The Litigation Battle

After the Final Rule was in effect, two older cows in Canada were diagnosed with BSE, and the USDA attributed the disease to contaminated feed manufactured before the Canadian feed ban.  USDA then announced its intention to suspend the part of the rule that would relax the ban on meat from cattle over 30 months old.  Shortly thereafter, the plaintiff filed a complaint alleging that the USDA rulemaking violated the Administrative Procedure Act (APA), as well as with other federal statutes.  The Federal District Court in the District of Montana agreed, issued a preliminary injunction, finding that the plaintiff had demonstrated a likelihood of success on its claim that the rule was arbitrary and capricious, in violation of the APA.  The Ninth Circuit reversed on the basis of the wide discretion granted to USDA to promulgate regulations on the matter, and remanded the case to the trial court.  The trial court issued a one-paragraph opinion, noting it had been instructed by the Ninth Circuit to respect the USDA’s judgment and expertise.  The plaintiff appealed. During the pendency of the appeal, additional instances of Canadian-born infected cows occurred in Canada.  Accordingly, the plaintiff argued that the additional instances of infected cows bolstered their case that the USDA acted improperly in finalizing its rule, and argued that the trial court improperly determined that it was bound by the Ninth Circuit’s opinion reversing the trial’s court earlier issuance of preliminary injunction in the plaintiff’s favor.  As such, the plaintiff requested that the Ninth Circuit send the case back to the trial court for analysis of the developing record support of the motion for summary judgment. 

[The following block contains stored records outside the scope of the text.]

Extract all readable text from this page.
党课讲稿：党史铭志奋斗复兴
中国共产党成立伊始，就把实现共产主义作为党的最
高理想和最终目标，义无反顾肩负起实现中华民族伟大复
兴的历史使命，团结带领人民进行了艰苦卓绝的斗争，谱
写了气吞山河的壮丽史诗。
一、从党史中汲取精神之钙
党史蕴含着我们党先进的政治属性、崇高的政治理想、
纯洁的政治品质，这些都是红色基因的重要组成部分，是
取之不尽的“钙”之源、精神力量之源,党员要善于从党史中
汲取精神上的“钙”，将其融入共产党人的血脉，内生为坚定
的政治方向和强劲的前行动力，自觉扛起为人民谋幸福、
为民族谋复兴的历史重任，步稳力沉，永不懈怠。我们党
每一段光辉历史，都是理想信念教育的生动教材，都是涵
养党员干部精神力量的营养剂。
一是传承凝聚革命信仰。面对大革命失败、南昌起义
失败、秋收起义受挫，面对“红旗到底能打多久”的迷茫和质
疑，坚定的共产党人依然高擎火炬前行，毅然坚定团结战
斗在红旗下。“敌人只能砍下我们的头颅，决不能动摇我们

The Ninth Circuit, however, refused to remand the case to the trial court, and ruled against the plaintiff on the basis that the discovery of additional BSE-infected cattle in Canada and new evidence calling into question USDA’s methodology and analysis was outside the administrative record and could not be taken into account.  Thus, at the time the USDA promulgated the Final Rule, the court reasoned that the USDA’s basis for promulgating the rule was not arbitrary and capricious.  The court noted that the Congress gave the Secretary of Agriculture wide discretion in dealing with the importation of animal and plant products and did not require the USDA, via regulation, to eliminate all risk that BSE would enter the country.  As such, USDA’s approach utilized in adopting its regulation was not arbitrary and capricious, even though USDA’s predictions with respect to the possibility of BSE-infected cattle coming into the United States were erroneous.  The court did note, however, that the evidence of additional occurrences of BSE-infected cattle entering the United States from Canada, and the additional scientific data proffered by the plaintiff which cast doubt on the USDA’s analysis concerning the spread of the disease into the domestic meat supply could be entertained by the plaintiff filing a petition to reopen ruling-making under federal law.  Rancher’s Cattlemen Action Legal Fund United Stockgrowers of America v. United States Department of Agriculture, No. 06-35512, 2007 U.S. App. LEXIS 20557 (9th Cir. Aug. 28, 2007).